Нестеров будто растворился в своем состоянии, а состояние было по-прежнему нехорошим. С большим трудом он вынырнул из него, сконцентрировался на задаче, поднял руки над Львом Ильичем и начал произносить формулы, которые когда-то вычитал в книге по практической психологии и посчитал неплохими для использования. Они были похожи на стихотворные считалки, а всё, что с ритмом и рифмой, как известно, доходит до сознания быстрее.

– Десять. Свои силы умеем взвесить. Девять. Знаем, что будем делать. Восемь. Гордо голову носим. Семь. Усталость ушла совсем. Шесть. В теле желанье движенья есть.

Юлюкин и Андрей Ильич с любопытством слушали и наблюдали. Но пока не видели в теле Льва Ильича желанья осмысленного движенья – и даже намека на это желанье. Он лишь слегка покачивал головой, как фарфоровая кукла.

– Пять. Хорошее настроение опять, – продолжал Нестеров. – Четыре. Радует всё, что в мире. Три. Бодрость и здоровье внутри. Два. Свежая, ясная голова. Один! Я себе господин! – возвысил голос Нестеров. – Смелее! Делаем глубокий вдох, чуть потягиваемся, открываем глаза!

Увы, Лев Ильич не сделал глубокого вздоха, не потянулся, а насчет глаз Нестеров сказал ошибочно: они у Льва Ильича и так были открыты.

В это время раздался стук в дверь.

– Попросите не мешать! – резко сказал Нестеров. Андрей Ильич посмотрел на Юлюкина, тот понял, пошел к двери. Приоткрыв, увидел Прохорова.
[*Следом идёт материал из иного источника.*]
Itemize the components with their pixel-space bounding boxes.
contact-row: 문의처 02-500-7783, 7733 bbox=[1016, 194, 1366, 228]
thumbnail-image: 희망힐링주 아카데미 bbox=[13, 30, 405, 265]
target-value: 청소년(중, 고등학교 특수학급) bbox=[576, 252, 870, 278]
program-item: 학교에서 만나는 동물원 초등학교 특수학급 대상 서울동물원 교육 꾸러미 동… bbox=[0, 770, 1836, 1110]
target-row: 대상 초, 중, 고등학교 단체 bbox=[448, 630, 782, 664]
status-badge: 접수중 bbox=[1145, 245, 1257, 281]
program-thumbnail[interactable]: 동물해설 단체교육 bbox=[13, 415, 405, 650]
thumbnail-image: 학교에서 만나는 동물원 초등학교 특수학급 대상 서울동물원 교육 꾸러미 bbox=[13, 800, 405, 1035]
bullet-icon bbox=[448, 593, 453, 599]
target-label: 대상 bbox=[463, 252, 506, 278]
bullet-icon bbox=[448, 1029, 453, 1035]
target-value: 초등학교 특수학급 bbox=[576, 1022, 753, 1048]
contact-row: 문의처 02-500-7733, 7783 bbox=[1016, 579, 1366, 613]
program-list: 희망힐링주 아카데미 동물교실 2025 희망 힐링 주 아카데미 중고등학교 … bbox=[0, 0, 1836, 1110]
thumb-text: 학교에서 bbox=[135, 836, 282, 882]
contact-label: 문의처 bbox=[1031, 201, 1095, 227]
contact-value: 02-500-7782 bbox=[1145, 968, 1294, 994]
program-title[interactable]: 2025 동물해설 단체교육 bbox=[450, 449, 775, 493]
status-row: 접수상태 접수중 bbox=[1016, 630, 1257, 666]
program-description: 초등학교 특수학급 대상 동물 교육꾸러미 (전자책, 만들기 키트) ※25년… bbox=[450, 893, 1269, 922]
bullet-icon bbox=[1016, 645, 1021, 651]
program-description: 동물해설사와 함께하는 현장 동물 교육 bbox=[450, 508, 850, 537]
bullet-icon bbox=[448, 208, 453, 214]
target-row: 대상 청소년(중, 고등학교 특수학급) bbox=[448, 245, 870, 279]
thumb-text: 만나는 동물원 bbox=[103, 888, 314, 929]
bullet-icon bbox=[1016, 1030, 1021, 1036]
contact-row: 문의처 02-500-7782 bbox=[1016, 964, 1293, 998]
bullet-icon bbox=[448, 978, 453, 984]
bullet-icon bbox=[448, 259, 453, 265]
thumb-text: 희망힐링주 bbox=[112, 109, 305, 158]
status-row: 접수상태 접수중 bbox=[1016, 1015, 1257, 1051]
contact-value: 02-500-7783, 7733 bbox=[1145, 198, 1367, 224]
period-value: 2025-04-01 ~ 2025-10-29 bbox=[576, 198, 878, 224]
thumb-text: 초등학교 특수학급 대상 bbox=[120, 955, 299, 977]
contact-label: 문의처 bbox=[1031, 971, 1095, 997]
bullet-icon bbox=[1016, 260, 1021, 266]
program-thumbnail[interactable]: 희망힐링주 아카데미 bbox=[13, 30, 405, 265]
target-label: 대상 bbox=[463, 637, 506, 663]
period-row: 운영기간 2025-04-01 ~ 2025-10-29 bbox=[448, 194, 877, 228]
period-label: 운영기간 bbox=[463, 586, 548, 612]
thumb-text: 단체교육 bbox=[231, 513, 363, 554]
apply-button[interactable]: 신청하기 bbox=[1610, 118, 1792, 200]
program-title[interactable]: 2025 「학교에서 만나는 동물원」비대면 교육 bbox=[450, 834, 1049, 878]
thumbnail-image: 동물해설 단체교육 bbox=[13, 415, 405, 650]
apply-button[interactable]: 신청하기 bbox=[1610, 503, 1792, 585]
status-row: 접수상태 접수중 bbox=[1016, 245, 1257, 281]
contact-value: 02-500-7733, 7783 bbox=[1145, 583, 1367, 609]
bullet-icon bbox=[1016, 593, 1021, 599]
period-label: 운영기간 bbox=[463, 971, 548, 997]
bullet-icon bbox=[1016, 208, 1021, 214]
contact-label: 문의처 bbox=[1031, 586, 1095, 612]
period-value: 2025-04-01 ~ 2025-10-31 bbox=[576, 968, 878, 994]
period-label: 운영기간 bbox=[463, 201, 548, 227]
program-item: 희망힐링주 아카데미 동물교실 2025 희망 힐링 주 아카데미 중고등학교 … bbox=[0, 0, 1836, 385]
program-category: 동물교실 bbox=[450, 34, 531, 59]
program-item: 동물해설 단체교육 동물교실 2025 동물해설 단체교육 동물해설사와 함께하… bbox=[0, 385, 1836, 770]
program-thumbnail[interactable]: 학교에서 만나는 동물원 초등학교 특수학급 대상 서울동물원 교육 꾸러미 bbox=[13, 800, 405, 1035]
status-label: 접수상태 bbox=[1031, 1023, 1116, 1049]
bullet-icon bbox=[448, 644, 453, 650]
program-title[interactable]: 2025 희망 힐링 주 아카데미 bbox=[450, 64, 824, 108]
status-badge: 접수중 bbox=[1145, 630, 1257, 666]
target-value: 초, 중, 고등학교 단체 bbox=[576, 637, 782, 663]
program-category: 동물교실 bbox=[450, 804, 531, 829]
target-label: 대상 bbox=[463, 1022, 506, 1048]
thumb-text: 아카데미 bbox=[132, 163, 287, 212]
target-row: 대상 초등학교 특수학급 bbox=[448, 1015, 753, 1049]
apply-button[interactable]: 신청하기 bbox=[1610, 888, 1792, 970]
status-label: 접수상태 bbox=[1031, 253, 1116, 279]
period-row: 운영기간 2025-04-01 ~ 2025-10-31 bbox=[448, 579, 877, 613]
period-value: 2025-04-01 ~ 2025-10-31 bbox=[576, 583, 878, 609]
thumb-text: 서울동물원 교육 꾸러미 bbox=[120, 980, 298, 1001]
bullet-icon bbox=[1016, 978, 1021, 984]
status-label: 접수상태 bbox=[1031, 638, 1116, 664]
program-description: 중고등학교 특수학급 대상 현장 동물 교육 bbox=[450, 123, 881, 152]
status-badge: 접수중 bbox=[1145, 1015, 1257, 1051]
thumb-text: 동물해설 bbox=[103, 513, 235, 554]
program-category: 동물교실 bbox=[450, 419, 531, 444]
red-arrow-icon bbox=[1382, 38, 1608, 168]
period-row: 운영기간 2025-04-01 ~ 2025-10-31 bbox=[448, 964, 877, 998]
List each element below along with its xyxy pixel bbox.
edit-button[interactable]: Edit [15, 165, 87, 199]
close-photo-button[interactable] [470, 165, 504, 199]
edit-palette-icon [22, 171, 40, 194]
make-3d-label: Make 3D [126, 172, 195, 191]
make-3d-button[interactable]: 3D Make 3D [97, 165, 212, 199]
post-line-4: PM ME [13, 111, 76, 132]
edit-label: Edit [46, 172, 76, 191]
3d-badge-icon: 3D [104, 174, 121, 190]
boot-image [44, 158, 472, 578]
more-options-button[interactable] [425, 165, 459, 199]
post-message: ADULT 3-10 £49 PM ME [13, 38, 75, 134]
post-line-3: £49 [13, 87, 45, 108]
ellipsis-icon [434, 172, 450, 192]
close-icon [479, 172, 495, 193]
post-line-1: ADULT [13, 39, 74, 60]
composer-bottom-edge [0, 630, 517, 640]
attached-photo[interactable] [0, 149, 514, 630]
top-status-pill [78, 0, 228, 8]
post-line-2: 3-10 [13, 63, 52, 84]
– Нестерова нет здесь? – спросил тот.

– Какого Нестерова? А... Нет, нету.

Юлюкин захлопнул дверь, а Прохоров крикнул:

– А чего это ты закрылся?

– Учет у меня! – ответил Юлюкин. – Перепись материальных ценностей!

Прохоров, пожав плечами, ушел. А Юлюкин, возвращаясь, чуть не вскрикнул, наткнувшись на неизвестного человека.

– Кто это?

– Я, собственно...

Юлюкин вспомнил. Это был Шестернев, заведующий клубом, но фактически сторож, так как клуб давно бездействовал.

– Чего ты бродишь тут? – рассердился Юлюкин. – Иди домой.

– Я вообще-то при клубе... Комната у меня... А что тут происходит?

– Не твое дело. Иди в свою комнату и сторожи там. Изнутри. И никому ни слова.

– А о чем?

– Ни о чем!

Вернувшись к Нестерову и Андрею Ильичу, Юлюкин сказал, что был Прохоров.

– Вы ему ничего не говорите, – предупредил он Нестерова. – И вообще – никому. А то такие слухи по селу пойдут!

– Неужели ничего нельзя сделать? – спросил Андрей Ильич, с тоской глядя на непроницаемое лицо брата. Нестеров объяснил:

– Человек в такое состояние входит внезапно и выходит из него тоже внезапно. Бывает, на что-то откликается. На что-то хорошее. Или, наоборот, плохое.

Андрей Ильич, тут же уловив мысль, спросил:

– Лёва, груздей маринованных хочешь? А водочки холодной? А в Сочи поехать?

Лев Ильич на эти соблазны не откликнулся.

– Ну-ка, отойдите-ка, – сказал Андрей Ильич Юлюкину и Нестерову.